Motoko Furuhashi, assistant professor of art in the College of Arts and Sciences, will present “Crafting connections: Japanese art school experience,” from 5:30 to 6:30 p.m. Wednesday, April 13, at the College of Health and Social Services Annex Auditorium, Room 101A.
Last summer, Furuhashi taught a six-week metalsmithing and jewelry course at Musahino Art University in Tokyo, Japan. Her “Global Connections” presentation will emphasize the interconnectedness between Japanese art and culture.
“One of the defining elements in Japanese life is aesthetics,” Furuhashi said. “The experiences of the art student have played a powerful role in shaping Japanese art as we know it.”

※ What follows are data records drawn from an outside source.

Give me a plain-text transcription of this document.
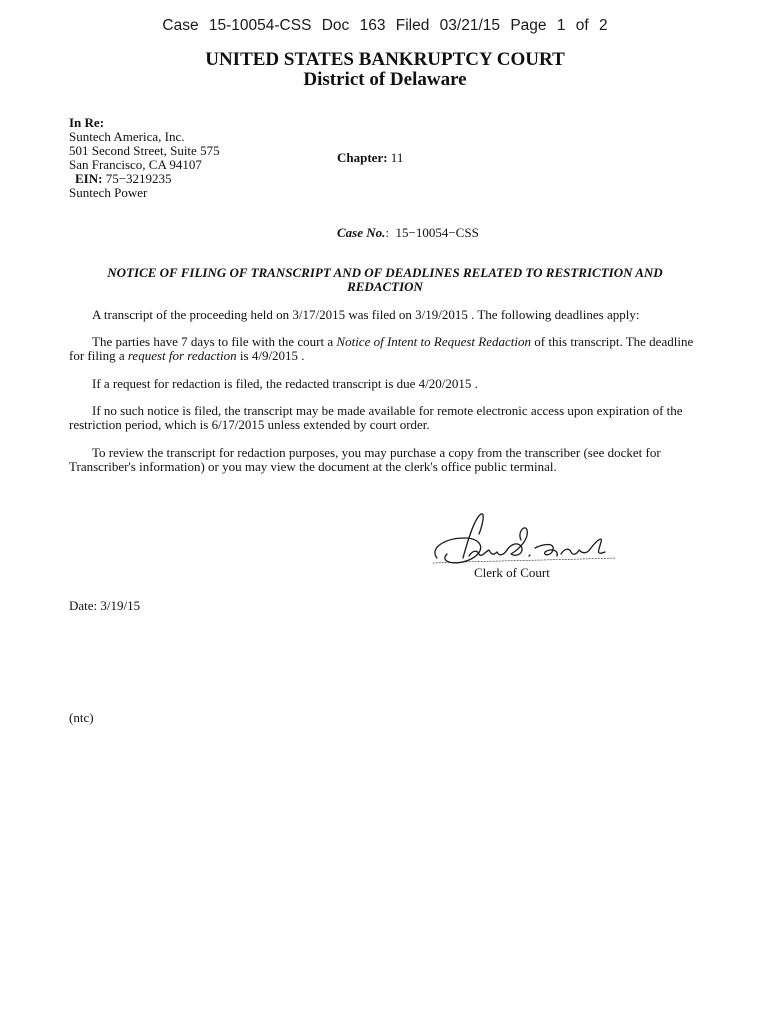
Case 15-10054-CSS Doc 163 Filed 03/21/15 Page 1 of 2
UNITED STATES BANKRUPTCY COURT
District of Delaware
In Re:
Suntech America, Inc.
501 Second Street, Suite 575
San Francisco, CA 94107
EIN: 75−3219235
Suntech Power
Chapter: 11
Case No.: 15−10054−CSS
NOTICE OF FILING OF TRANSCRIPT AND OF DEADLINES RELATED TO RESTRICTION AND REDACTION
A transcript of the proceeding held on 3/17/2015 was filed on 3/19/2015 . The following deadlines apply:
The parties have 7 days to file with the court a Notice of Intent to Request Redaction of this transcript. The deadline for filing a request for redaction is 4/9/2015 .
If a request for redaction is filed, the redacted transcript is due 4/20/2015 .
If no such notice is filed, the transcript may be made available for remote electronic access upon expiration of the restriction period, which is 6/17/2015 unless extended by court order.
To review the transcript for redaction purposes, you may purchase a copy from the transcriber (see docket for Transcriber's information) or you may view the document at the clerk's office public terminal.
Clerk of Court
Date: 3/19/15
(ntc)
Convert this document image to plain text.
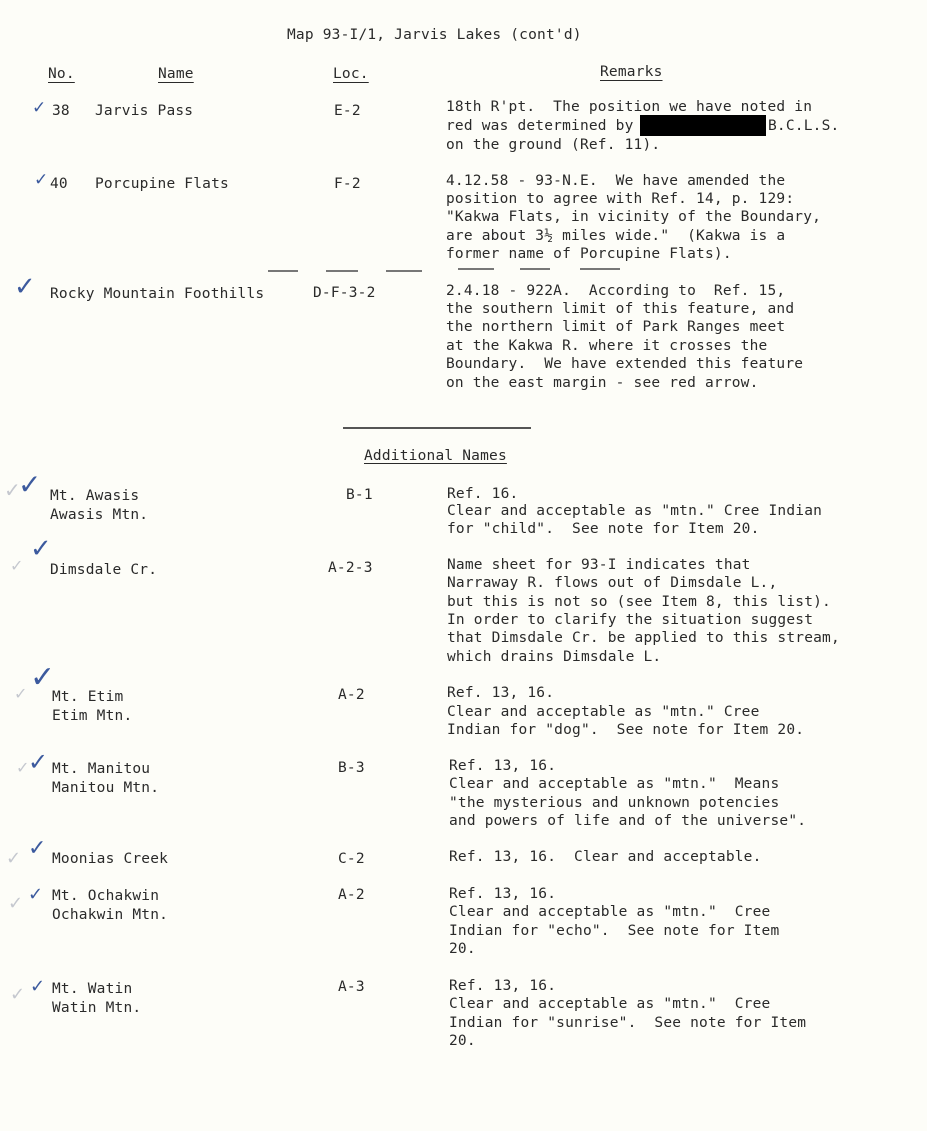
Map 93-I/1, Jarvis Lakes (cont'd)
No.	Name	Loc.	Remarks
✓ 38 Jarvis Pass	E-2	18th R'pt.  The position we have noted in
red was determined by	B.C.L.S.
on the ground (Ref. 11).
✓ 40 Porcupine Flats	F-2	4.12.58 - 93-N.E.  We have amended the
position to agree with Ref. 14, p. 129:
"Kakwa Flats, in vicinity of the Boundary,
are about 3½ miles wide."  (Kakwa is a
former name of Porcupine Flats).
✓ Rocky Mountain Foothills	D-F-3-2	2.4.18 - 922A.  According to  Ref. 15,
the southern limit of this feature, and
the northern limit of Park Ranges meet
at the Kakwa R. where it crosses the
Boundary.  We have extended this feature
on the east margin - see red arrow.
Additional Names
✓
✓ Mt. Awasis
Awasis Mtn.
B-1	Ref. 16.
Clear and acceptable as "mtn." Cree Indian
for "child".  See note for Item 20.
✓
✓
Dimsdale Cr.	A-2-3	Name sheet for 93-I indicates that
Narraway R. flows out of Dimsdale L.,
but this is not so (see Item 8, this list).
In order to clarify the situation suggest
that Dimsdale Cr. be applied to this stream,
which drains Dimsdale L.
✓ ✓
Mt. Etim
Etim Mtn.
A-2	Ref. 13, 16.
Clear and acceptable as "mtn." Cree
Indian for "dog".  See note for Item 20.
✓
✓ Mt. Manitou
Manitou Mtn.
B-3	Ref. 13, 16.
Clear and acceptable as "mtn."  Means
"the mysterious and unknown potencies
and powers of life and of the universe".
✓ ✓ Moonias Creek	C-2	Ref. 13, 16.  Clear and acceptable.
✓ ✓ Mt. Ochakwin
Ochakwin Mtn.
A-2	Ref. 13, 16.
Clear and acceptable as "mtn."  Cree
Indian for "echo".  See note for Item
20.
✓ ✓ Mt. Watin
Watin Mtn.
A-3	Ref. 13, 16.
Clear and acceptable as "mtn."  Cree
Indian for "sunrise".  See note for Item
20.
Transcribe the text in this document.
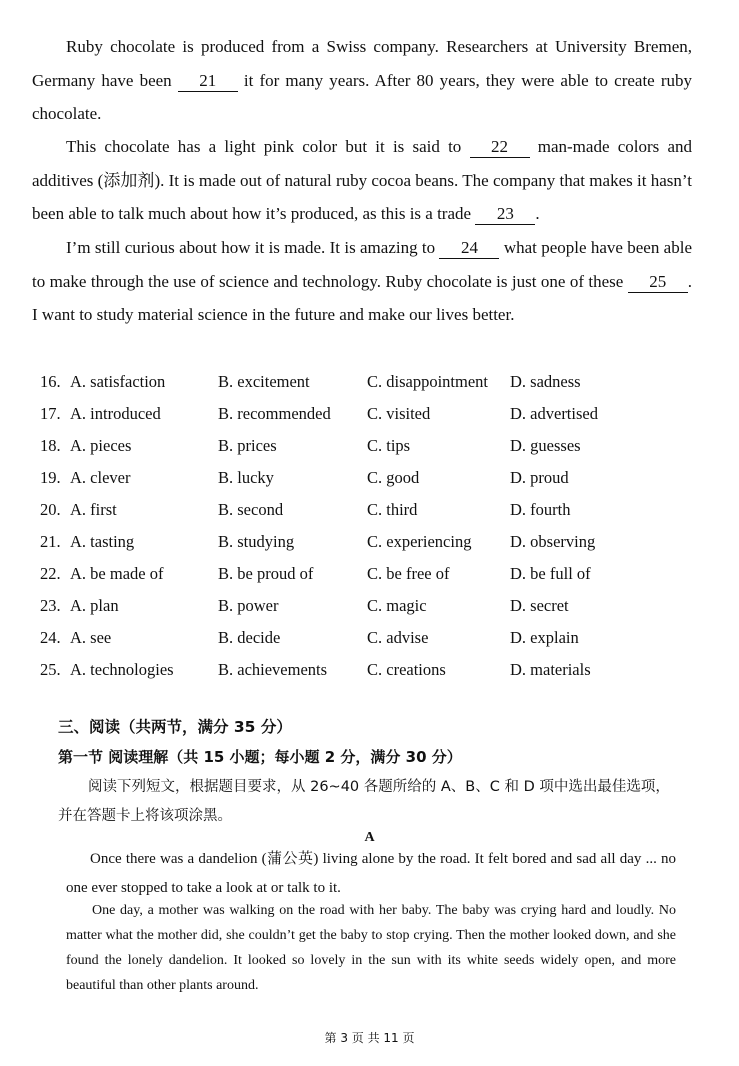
Ruby chocolate is produced from a Swiss company. Researchers at University Bremen, Germany have been 21 it for many years. After 80 years, they were able to create ruby chocolate.
This chocolate has a light pink color but it is said to 22 man-made colors and additives (添加剂). It is made out of natural ruby cocoa beans. The company that makes it hasn’t been able to talk much about how it’s produced, as this is a trade 23 .
I’m still curious about how it is made. It is amazing to 24 what people have been able to make through the use of science and technology. Ruby chocolate is just one of these 25 . I want to study material science in the future and make our lives better.
16. A. satisfaction	B. excitement	C. disappointment D. sadness
17. A. introduced	B. recommended C. visited	D. advertised
18. A. pieces	B. prices	C. tips	D. guesses
19. A. clever	B. lucky	C. good	D. proud
20. A. first	B. second	C. third	D. fourth
21. A. tasting	B. studying	C. experiencing D. observing
22. A. be made of	B. be proud of	C. be free of	D. be full of
23. A. plan	B. power	C. magic	D. secret
24. A. see	B. decide	C. advise	D. explain
25. A. technologies	B. achievements C. creations	D. materials
三、阅读（共两节，满分 35 分）
第一节 阅读理解（共 15 小题；每小题 2 分，满分 30 分）
阅读下列短文，根据题目要求，从 26~40 各题所给的 A、B、C 和 D 项中选出最佳选项，并在答题卡上将该项涂黑。
A
Once there was a dandelion (蒲公英) living alone by the road. It felt bored and sad all day ... no one ever stopped to take a look at or talk to it.
One day, a mother was walking on the road with her baby. The baby was crying hard and loudly. No matter what the mother did, she couldn’t get the baby to stop crying. Then the mother looked down, and she found the lonely dandelion. It looked so lovely in the sun with its white seeds widely open, and more beautiful than other plants around.
第 3 页 共 11 页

Specifically, she explained, the relationship between traditional perspectives and contemporary ideals are presented in the modern Japanese art school experience.
Furuhashi – who specializes in metalwork – said her time abroad also offered creative inspiration and motivation for her own art.
“Everything was remarkable – the students, environment, community, culture,” she said.
“We often set our limit as what we know. Traveling is the best way to expand your knowledge and experience, which will lead you to expand your limit and open your mind.”
The “Global Connections” series features College of Arts and Sciences faculty members’ trips around the world. The purpose is to provide an opportunity for members of the campus and surrounding community to listen and ask questions of NMSU professors about the kind of global first-hand experience they might otherwise never encounter.
All “Global Connections” events are free and open to the public.